Die politische Seite der ,Wende‘ hat sich nur sehr indirekt in diesen Texten niedergeschlagen. Das Wort Deutschland erscheint nicht explizit, sondern z.B. in der Gestalt von „landglut“, „fahnen“ uund „oh du mein abendland“. In Thomas Böhmes Gedichten ist eine solche Thematik eher implizit enthalten, und wenn sie es dem Leser auch nicht immer leicht machen, mögen sie dadurch doch weniger schnell verbraucht sein als manche anderen Texte, die die Ereignisse der letzten Jahre direkter reflektieren.

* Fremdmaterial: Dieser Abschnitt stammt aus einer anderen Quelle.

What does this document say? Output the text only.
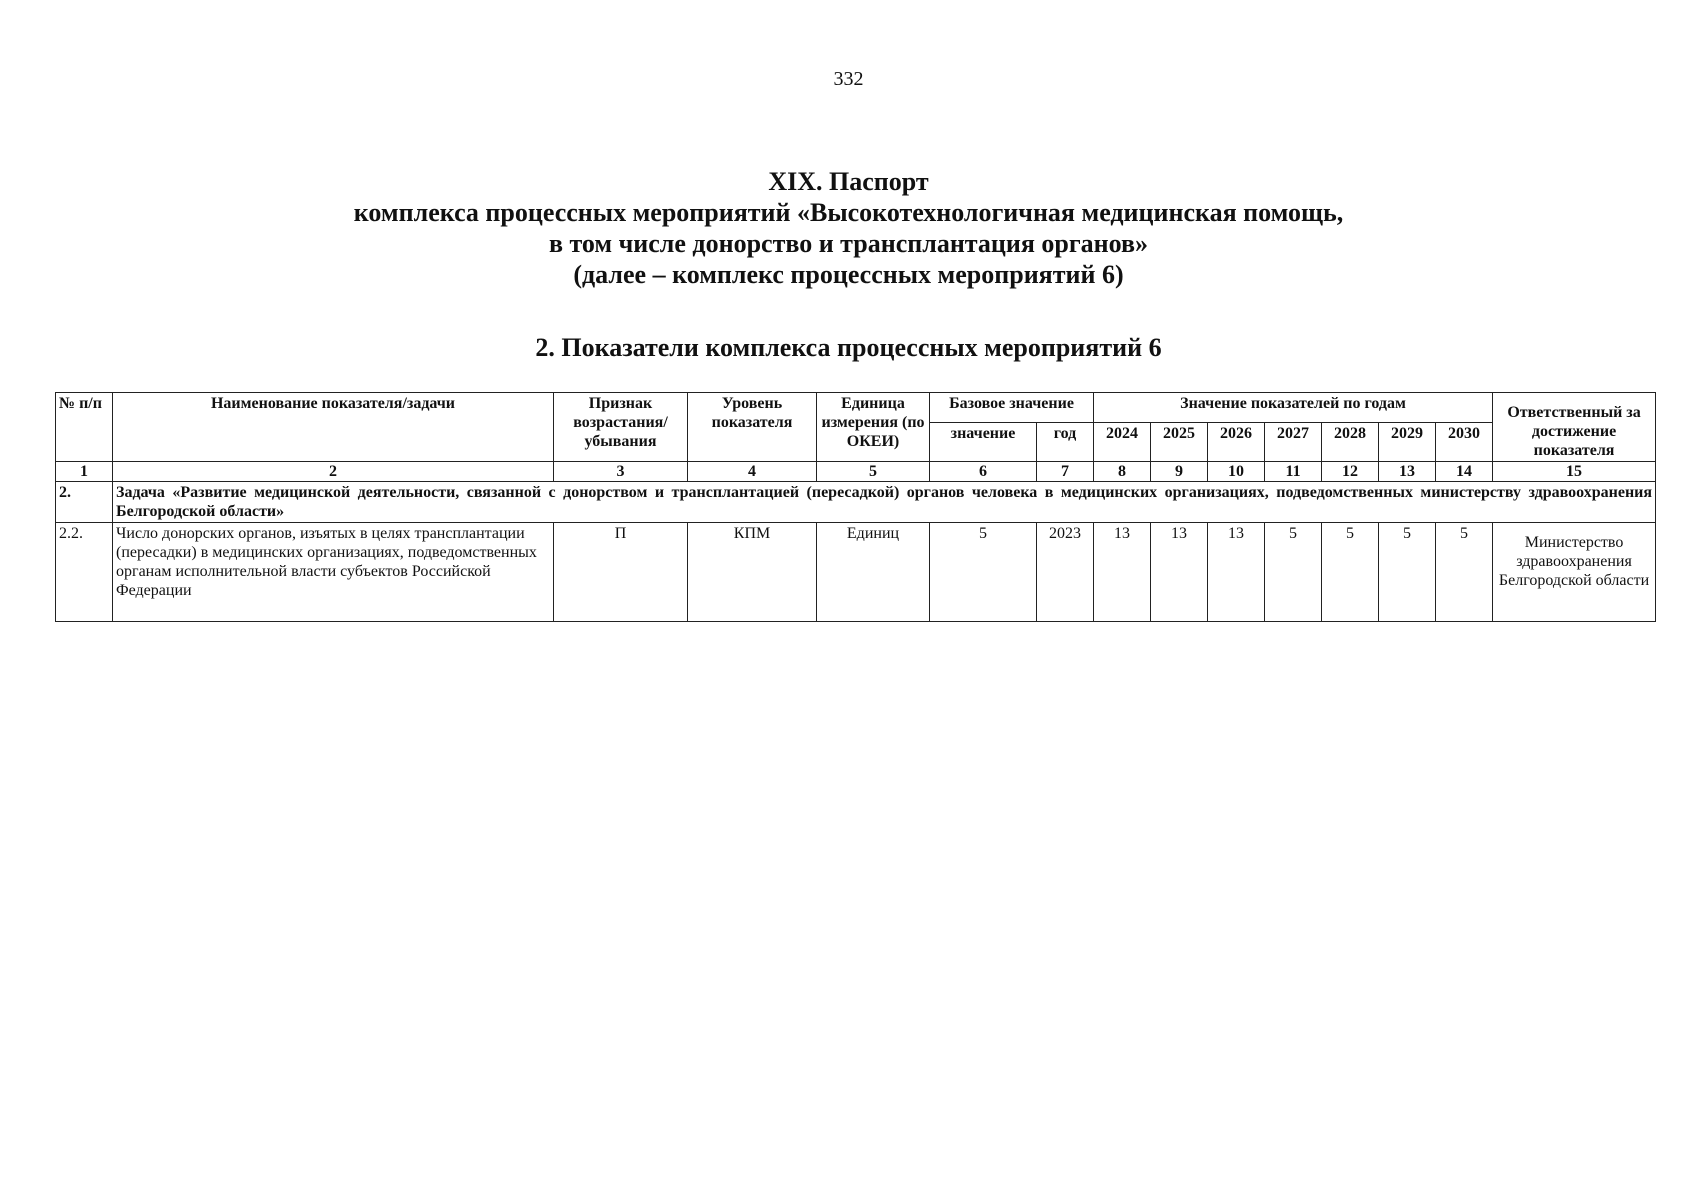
332
XIX. Паспорт
комплекса процессных мероприятий «Высокотехнологичная медицинская помощь,
в том числе донорство и трансплантация органов»
(далее – комплекс процессных мероприятий 6)
2. Показатели комплекса процессных мероприятий 6
№ п/п	Наименование показателя/задачи	Признак возрастания/ убывания	Уровень показателя	Единица измерения (по ОКЕИ)	Базовое значение		Значение показателей по годам							Ответственный за достижение показателя
					значение	год	2024	2025	2026	2027	2028	2029	2030	
1	2	3	4	5	6	7	8	9	10	11	12	13	14	15
2.	Задача «Развитие медицинской деятельности, связанной с донорством и трансплантацией (пересадкой) органов человека в медицинских организациях, подведомственных министерству здравоохранения Белгородской области»													
2.2.	Число донорских органов, изъятых в целях трансплантации (пересадки) в медицинских организациях, подведомственных органам исполнительной власти субъектов Российской Федерации	П	КПМ	Единиц	5	2023	13	13	13	5	5	5	5	Министерство здравоохранения Белгородской области
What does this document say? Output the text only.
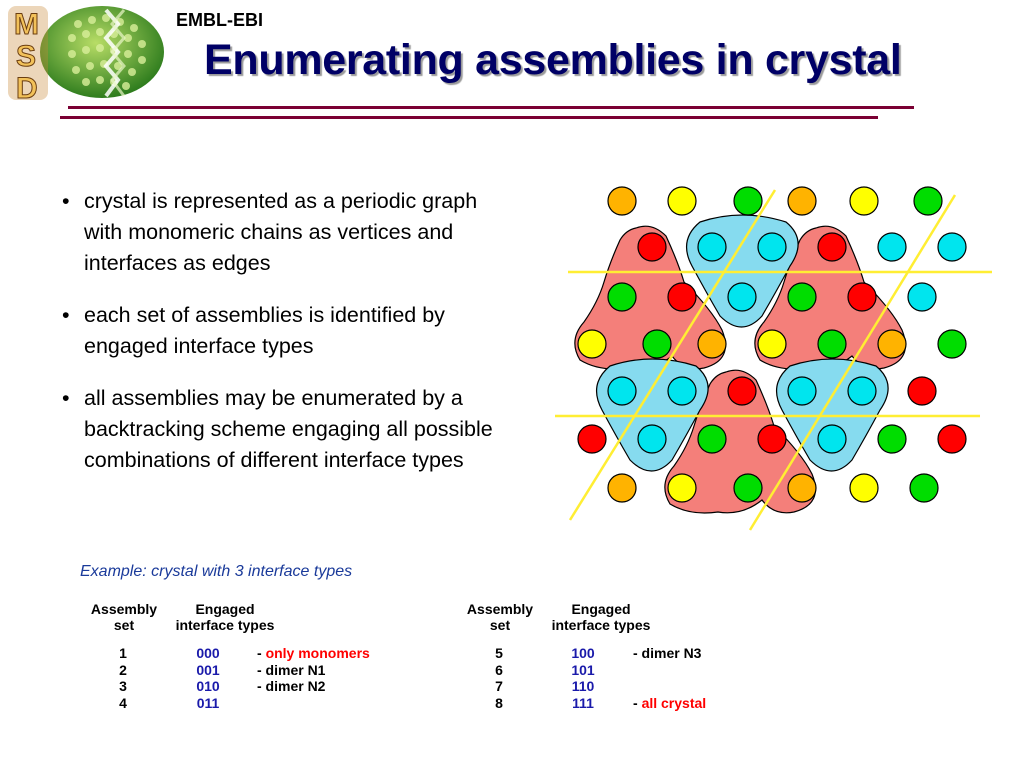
M
S
D
EMBL-EBI
Enumerating assemblies in crystal
• crystal is represented as a periodic graph with monomeric chains as vertices and interfaces as edges
• each set of assemblies is identified by engaged interface types
• all assemblies may be enumerated by a backtracking scheme engaging all possible combinations of different interface types
Example: crystal with 3 interface types
Assembly
set
Engaged
interface types
1	000	- only monomers
2	001	- dimer N1
3	010	- dimer N2
4	011
Assembly
set
Engaged
interface types
5	100	- dimer N3
6	101
7	110
8	111	- all crystal
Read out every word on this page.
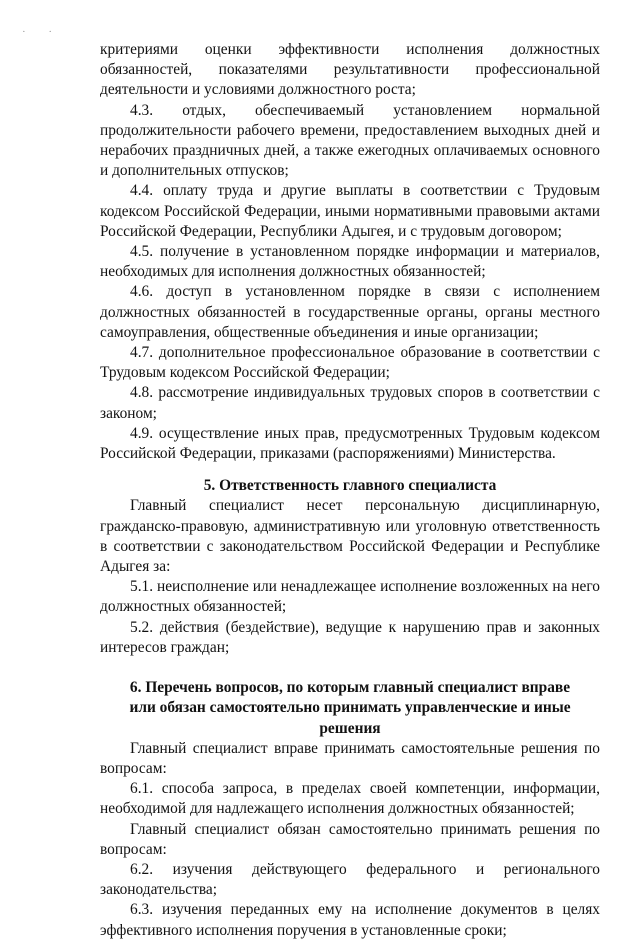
· ·

критериями оценки эффективности исполнения должностных обязанностей, показателями результативности профессиональной деятельности и условиями должностного роста;

4.3. отдых, обеспечиваемый установлением нормальной продолжительности рабочего времени, предоставлением выходных дней и нерабочих праздничных дней, а также ежегодных оплачиваемых основного и дополнительных отпусков;

4.4. оплату труда и другие выплаты в соответствии с Трудовым кодексом Российской Федерации, иными нормативными правовыми актами Российской Федерации, Республики Адыгея, и с трудовым договором;

4.5. получение в установленном порядке информации и материалов, необходимых для исполнения должностных обязанностей;

4.6. доступ в установленном порядке в связи с исполнением должностных обязанностей в государственные органы, органы местного самоуправления, общественные объединения и иные организации;

4.7. дополнительное профессиональное образование в соответствии с Трудовым кодексом Российской Федерации;

4.8. рассмотрение индивидуальных трудовых споров в соответствии с законом;

4.9. осуществление иных прав, предусмотренных Трудовым кодексом Российской Федерации, приказами (распоряжениями) Министерства.

5. Ответственность главного специалиста

Главный специалист несет персональную дисциплинарную, гражданско-правовую, административную или уголовную ответственность в соответствии с законодательством Российской Федерации и Республике Адыгея за:

5.1. неисполнение или ненадлежащее исполнение возложенных на него должностных обязанностей;

5.2. действия (бездействие), ведущие к нарушению прав и законных интересов граждан;

6. Перечень вопросов, по которым главный специалист вправе

или обязан самостоятельно принимать управленческие и иные

решения

Главный специалист вправе принимать самостоятельные решения по вопросам:

6.1. способа запроса, в пределах своей компетенции, информации, необходимой для надлежащего исполнения должностных обязанностей;

Главный специалист обязан самостоятельно принимать решения по вопросам:

6.2. изучения действующего федерального и регионального законодательства;

6.3. изучения переданных ему на исполнение документов в целях эффективного исполнения поручения в установленные сроки;
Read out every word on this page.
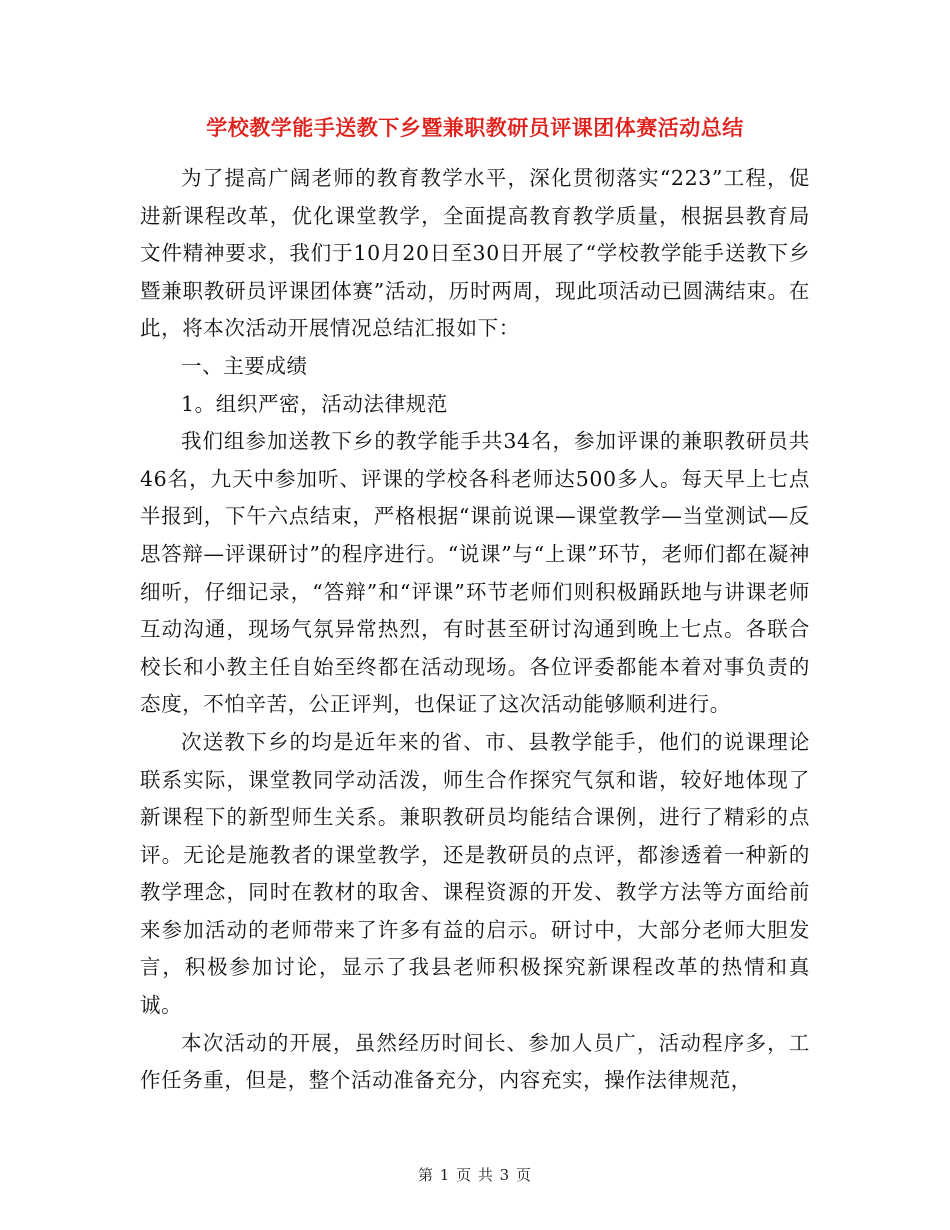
学校教学能手送教下乡暨兼职教研员评课团体赛活动总结

为了提高广阔老师的教育教学水平，深化贯彻落实“223”工程，促进新课程改革，优化课堂教学，全面提高教育教学质量，根据县教育局文件精神要求，我们于10月20日至30日开展了“学校教学能手送教下乡暨兼职教研员评课团体赛”活动，历时两周，现此项活动已圆满结束。在此，将本次活动开展情况总结汇报如下：

一、主要成绩

1。组织严密，活动法律规范

我们组参加送教下乡的教学能手共34名，参加评课的兼职教研员共46名，九天中参加听、评课的学校各科老师达500多人。每天早上七点半报到，下午六点结束，严格根据“课前说课—课堂教学—当堂测试—反思答辩—评课研讨”的程序进行。“说课”与“上课”环节，老师们都在凝神细听，仔细记录，“答辩”和“评课”环节老师们则积极踊跃地与讲课老师互动沟通，现场气氛异常热烈，有时甚至研讨沟通到晚上七点。各联合校长和小教主任自始至终都在活动现场。各位评委都能本着对事负责的态度，不怕辛苦，公正评判，也保证了这次活动能够顺利进行。

次送教下乡的均是近年来的省、市、县教学能手，他们的说课理论联系实际，课堂教同学动活泼，师生合作探究气氛和谐，较好地体现了新课程下的新型师生关系。兼职教研员均能结合课例，进行了精彩的点评。无论是施教者的课堂教学，还是教研员的点评，都渗透着一种新的教学理念，同时在教材的取舍、课程资源的开发、教学方法等方面给前来参加活动的老师带来了许多有益的启示。研讨中，大部分老师大胆发言，积极参加讨论，显示了我县老师积极探究新课程改革的热情和真诚。

本次活动的开展，虽然经历时间长、参加人员广，活动程序多，工作任务重，但是，整个活动准备充分，内容充实，操作法律规范，

第 1 页 共 3 页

Als eine Probe auf das Gegen-Exempel der Explizität mag ein Zitat des letzten Gedichts ,rand /     / not‘, das als Zeitangabe das vielsagende Datum „november 1989“ hat und in dem sich „die gefährdeten fahnen“ „ins wetter gebogen“ haben, gelten:

[…] aber das
goldene kalb das wir speichelten schleckten
das sich spreizt opulent u. in frischer glasur
:noch gilt meneh tekel… als randnotiz auf der gegen
spur

Anthonya Visser, Deutsche Bücher, Heft 2, 1992

 

 

 

Viktor Kalinke mit Thomas Böhme im Gespräch.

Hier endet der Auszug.